Почему-то принято заканчивать короткие рецензии поспешными и невнятными перечислениями недостатков книги — перечислениями, обычно ровно ничего не говорящими читателю.
Я не хочу делать этого прежде всего потому, что знакомство с поэзией Юрия Коринца ничего, кроме радости, не принесло мне. И потому, что сам он о своем творчестве думает, вероятно, больше и мучительней, чем кто бы то ни было.
1960
Песнь
23
«Крестьянка», 1961, № 4.
В прошлом году я больше месяца пробыл на Севере, на Белом море, видел незаходящее солнце, мрачные, пустынные берега, блеск моря, сильных людей, жизнь которых проходит в постоянной опасности, в борьбе с суровой природой. И по мере того, как я узнавал все это ближе и ближе, я все больше огорчался, что я не художник и не могу увезти с собой эту красоту запечатленной на полотне. Потому что героические деяния заражают, потому что жизнь мужественных людей возбуждает желание стать лучше и хоть чем-то походить на них.
И вот когда я увидел картины Рокуэлла Кента, мне стало радостно, что на свете живет художник, любящий Север, думающий о людях как о борцах и видящий мир наполненным чистыми красками жизни.
В картинах его нет тематического разнообразия — все они как одна песнь человеку и природе, солнцу и морю, горам и вересковым долинам, домам и шхунам. На его картинах горят могущественные солнца, окруженные багровыми световыми кольцами; ослепительной белизной сверкают снега; страшные ледники обрываются в изумрудные моря; работают у моря на берегу люди, и у людей этих ноги как столбы, плечи широки, лица мудры и спокойны; дома этих людей строены навек — не только для себя, но и для правнуков.
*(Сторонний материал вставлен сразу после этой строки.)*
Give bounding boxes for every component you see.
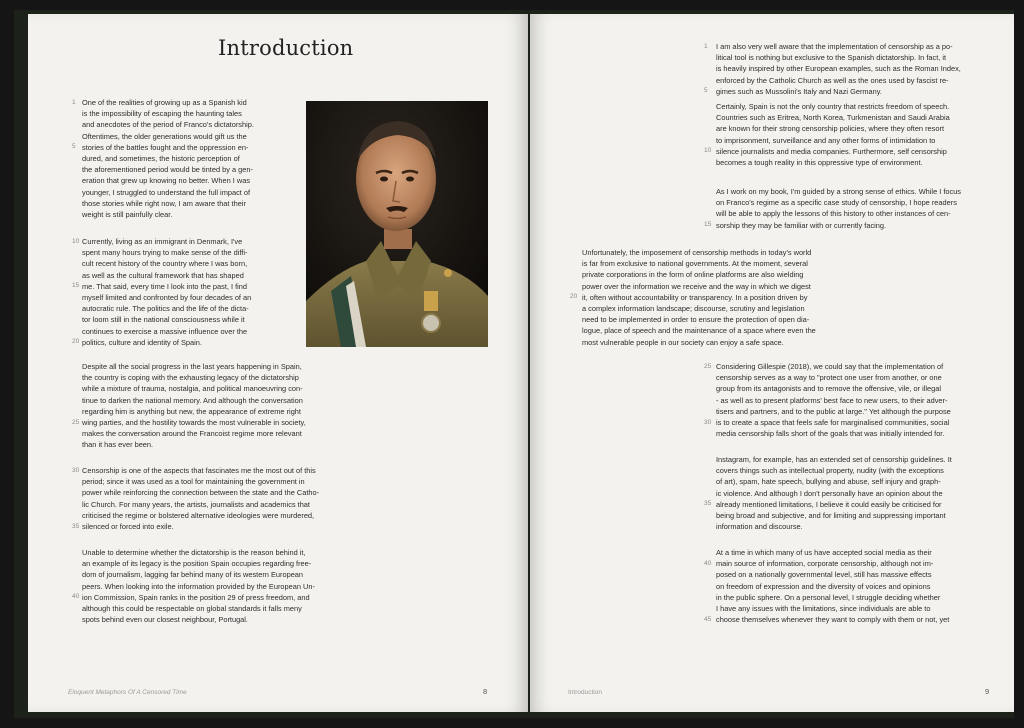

Север — страшный, ледяной и немой и первозданно прекрасный, завораживающий — дышит на нас с картин Кента. Чтобы так писать о земле, надо чувствовать ее всем телом — ногами, глазами, ушами, руками, — надо падать на нее в изнеможении, надо строить на ней дома или рубить лес, надо ходить по ней, смотреть на нее неустанно, надо плавать по ее морям и рекам, ловить рыбу, есть и пить с ее обитателями и вместе с ними страдать или петь песни, когда уходит горе и приходит радость.
И Рокуэлл Кент все это познал. Родился он в 1882 году в США, в семье фермеров — потомков ранних переселенцев. Кончил школу в Нью-Йорке, изучал архитектуру в Колумбийском университете и занимался живописью у художника Роберта Генри. Жизнь его была полна приключений и борьбы. Он был ловцом крабов, чернорабочим, плотником и моряком. Жил в суровых краях: на острове Монхенган у побережья штата Мэн, на Ньюфаундленде, на Аляске, на Огненной Земле.
Он сам построил шхуну и отправился на ней в плавание по Северной Атлантике. Потерпев кораблекрушение возле берегов Гренландии, больше года жил у эскимосов. Он влюбился в этот народ и приезжал потом в Гренландию еще два раза.
Но Рокуэлл Кент не только ловил рыбу, строил дома и лодки, рыл землю и укладывал кирпич, — натруженными руками он еще рисовал и писал книги, потому что видел, как прекрасны люди и мир, и не мог остаться равнодушным к их красоте. Он писал картины и книги о том, что видел и чем жил. И это были настоящие картины и книги, потому что, наверное, нет на свете ничего прекрасней, чем человеческая жизнь на нашей такой крохотной в мироздании, но в то же время и такой великой планете.